As Nico said about asking friends and neighbors for a lavender clipping, “you want your neighbor to kind of share in the goodness of your garden and you can share in the goodness of their garden. And it’s just a wonderful symbiotic thing that builds community and the gardening network that we have here in Salt Lake City.”
Uses of Lavender
Lavender uses are limitless; let your imagination fly. Throw some in your bathtub, in your french press with your coffee, or create a cut flower bouquet.
Here are some ways Lincoln Street Farms have used lavender, along with some additional suggestions.
Sachets can be used to freshen up your sock drawer or car, and also make a great gift.
Lavender Hot/Cold Packs
Sew small cotton bags and fill with rice and lavender buds.
Iced or Hot Tea
Lavender leaves, buds, and flowers can be infused in hot water and used for hot or iced tea.

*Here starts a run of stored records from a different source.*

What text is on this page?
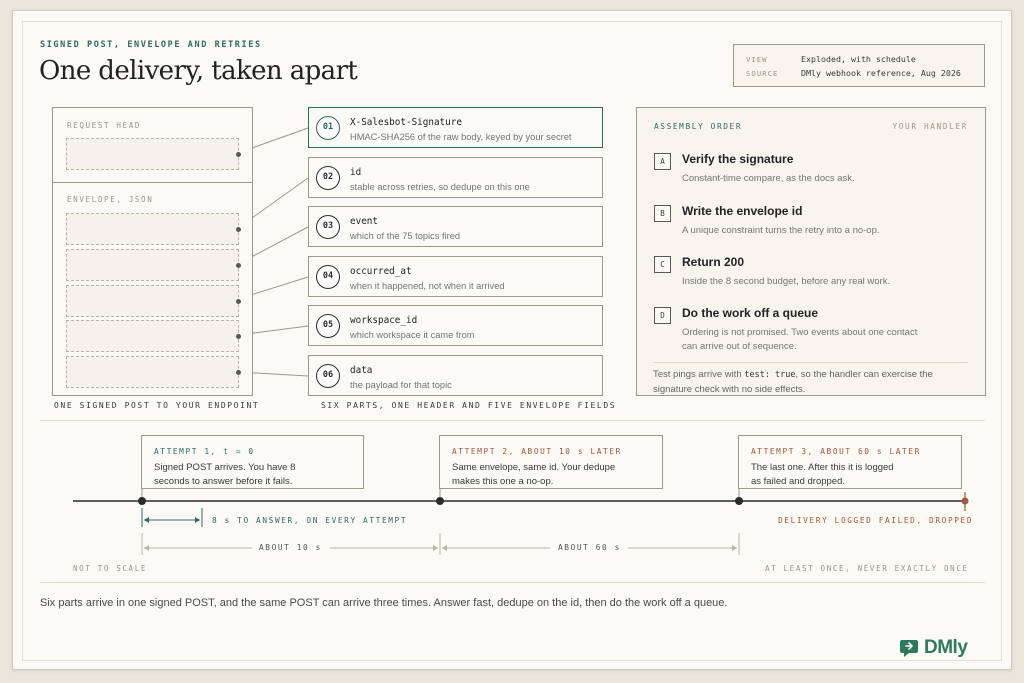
SIGNED POST, ENVELOPE AND RETRIES
One delivery, taken apart	VIEW	Exploded, with schedule
SOURCE	DMly webhook reference, Aug 2026
REQUEST HEAD
ENVELOPE, JSON
ONE SIGNED POST TO YOUR ENDPOINT
01	X-Salesbot-Signature
HMAC-SHA256 of the raw body, keyed by your secret
02	id
stable across retries, so dedupe on this one
03	event
which of the 75 topics fired
04	occurred_at
when it happened, not when it arrived
05	workspace_id
which workspace it came from
06	data
the payload for that topic
SIX PARTS, ONE HEADER AND FIVE ENVELOPE FIELDS
ASSEMBLY ORDER	YOUR HANDLER
A	Verify the signature
Constant-time compare, as the docs ask.
B	Write the envelope id
A unique constraint turns the retry into a no-op.
C	Return 200
Inside the 8 second budget, before any real work.
D	Do the work off a queue
Ordering is not promised. Two events about one contact can arrive out of sequence.
Test pings arrive with test: true, so the handler can exercise the signature check with no side effects.
ATTEMPT 1, t = 0
Signed POST arrives. You have 8
seconds to answer before it fails.
ATTEMPT 2, ABOUT 10 s LATER
Same envelope, same id. Your dedupe
makes this one a no-op.
ATTEMPT 3, ABOUT 60 s LATER
The last one. After this it is logged
as failed and dropped.
8 s TO ANSWER, ON EVERY ATTEMPT	DELIVERY LOGGED FAILED, DROPPED
ABOUT 10 s	ABOUT 60 s
NOT TO SCALE	AT LEAST ONCE, NEVER EXACTLY ONCE
Six parts arrive in one signed POST, and the same POST can arrive three times. Answer fast, dedupe on the id, then do the work off a queue.
DMly
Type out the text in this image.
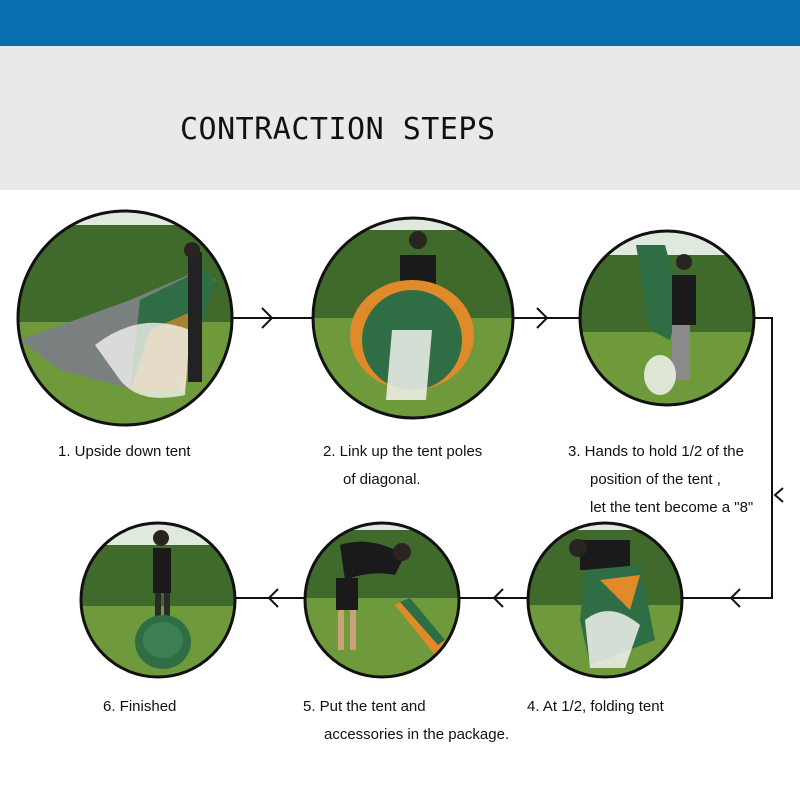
CONTRACTION STEPS
1. Upside down tent	2. Link up the tent poles
of diagonal.
3. Hands to hold 1/2 of the
position of the tent ,
let the tent become a "8"
4. At 1/2, folding tent
5. Put the tent and
accessories in the package.
6. Finished
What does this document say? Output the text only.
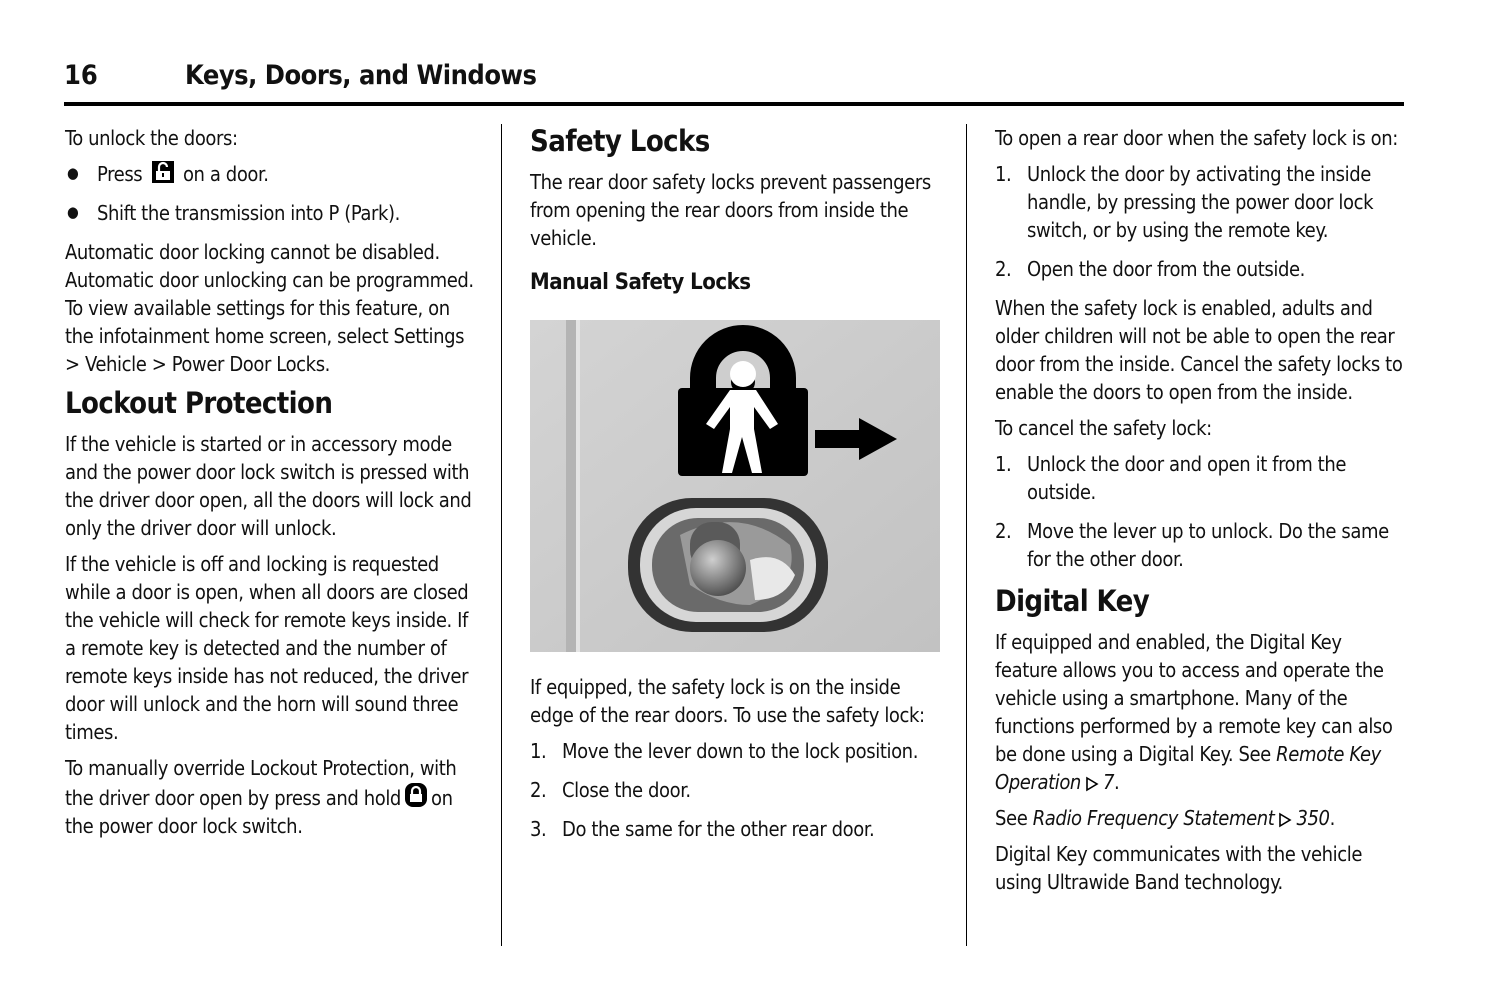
16	Keys, Doors, and Windows

To unlock the doors:

● Press on a door.
● Shift the transmission into P (Park).

Automatic door locking cannot be disabled. Automatic door unlocking can be programmed. To view available settings for this feature, on the infotainment home screen, select Settings > Vehicle > Power Door Locks.

Lockout Protection

If the vehicle is started or in accessory mode and the power door lock switch is pressed with the driver door open, all the doors will lock and only the driver door will unlock.

If the vehicle is off and locking is requested while a door is open, when all doors are closed the vehicle will check for remote keys inside. If a remote key is detected and the number of remote keys inside has not reduced, the driver door will unlock and the horn will sound three times.

To manually override Lockout Protection, with the driver door open by press and hold on the power door lock switch.

Safety Locks

The rear door safety locks prevent passengers from opening the rear doors from inside the vehicle.

Manual Safety Locks

If equipped, the safety lock is on the inside edge of the rear doors. To use the safety lock:

1. Move the lever down to the lock position.
2. Close the door.
3. Do the same for the other rear door.

To open a rear door when the safety lock is on:

1. Unlock the door by activating the inside handle, by pressing the power door lock switch, or by using the remote key.
2. Open the door from the outside.

When the safety lock is enabled, adults and older children will not be able to open the rear door from the inside. Cancel the safety locks to enable the doors to open from the inside.

To cancel the safety lock:

1. Unlock the door and open it from the outside.
2. Move the lever up to unlock. Do the same for the other door.
Digital Key

If equipped and enabled, the Digital Key feature allows you to access and operate the vehicle using a smartphone. Many of the functions performed by a remote key can also be done using a Digital Key. See Remote Key Operation 7.

See Radio Frequency Statement 350.

Digital Key communicates with the vehicle using Ultrawide Band technology.
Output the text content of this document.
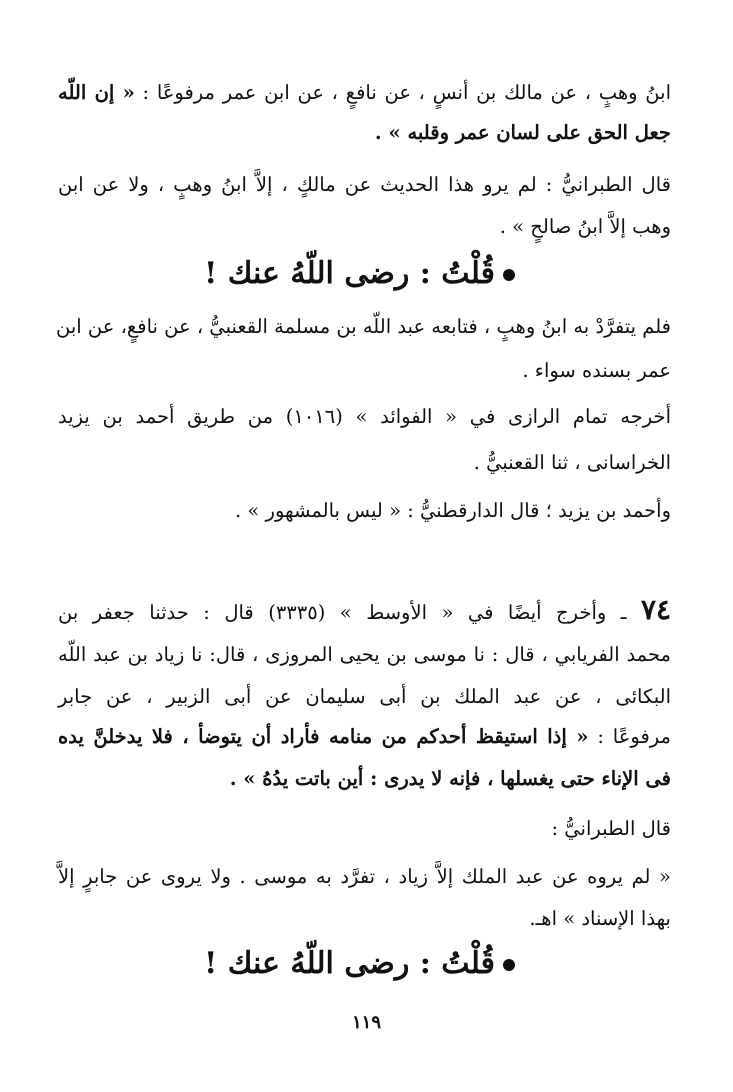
ابنُ وهبٍ ، عن مالك بن أنسٍ ، عن نافعٍ ، عن ابن عمر مرفوعًا : « إن اللّه
جعل الحق على لسان عمر وقلبه » .
قال الطبرانيُّ : لم يرو هذا الحديث عن مالكٍ ، إلاَّ ابنُ وهبٍ ، ولا عن ابن
وهب إلاَّ ابنُ صالحٍ » .
قُلْتُ : رضى اللّهُ عنك !
فلم يتفرَّدْ به ابنُ وهبٍ ، فتابعه عبد اللّه بن مسلمة القعنبيُّ ، عن نافعٍ، عن ابن
عمر بسنده سواء .
أخرجه تمام الرازى في « الفوائد » (١٠١٦) من طريق أحمد بن يزيد
الخراسانى ، ثنا القعنبيُّ .
وأحمد بن يزيد ؛ قال الدارقطنيُّ : « ليس بالمشهور » .
٧٤ ـ وأخرج أيضًا في « الأوسط » (٣٣٣٥) قال : حدثنا جعفر بن
محمد الفريابي ، قال : نا موسى بن يحيى المروزى ، قال: نا زياد بن عبد اللّه
البكائى ، عن عبد الملك بن أبى سليمان عن أبى الزبير ، عن جابر
مرفوعًا : « إذا استيقظ أحدكم من منامه فأراد أن يتوضأ ، فلا يدخلنَّ يده
فى الإناء حتى يغسلها ، فإنه لا يدرى : أين باتت يدُهُ » .
قال الطبرانيُّ :
« لم يروه عن عبد الملك إلاَّ زياد ، تفرَّد به موسى . ولا يروى عن جابرٍ إلاَّ
بهذا الإسناد » اهـ.
قُلْتُ : رضى اللّهُ عنك !
١١٩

I have a friend who occasionally puts some dried flower buds with coffee grounds in her french press. Add some milk and honey and you’ve got yourself a very tasty coffee.
Vanilla lavender ice cream
Need I say more?
Handmade soaps and candles
Nico and Nat have used their lavender in their handmade soaps.
Place buds or flowers in clear suckers, it’s really cute!
Sharing the Lavender Love
As you can see, propagating lavender is quick and easy! It’s so easy you’ll want to make sure you have plenty of space to house your lavender starts. But if you tend to go overboard, they make great gifts! Or you can hoard them all, and knock out any visitor with a lavender aroma that hits them at the front door.
Nico and Nat love spreading their lavender babies among their growing community of gardeners and followers. A little lavender plant will brighten anyone's day!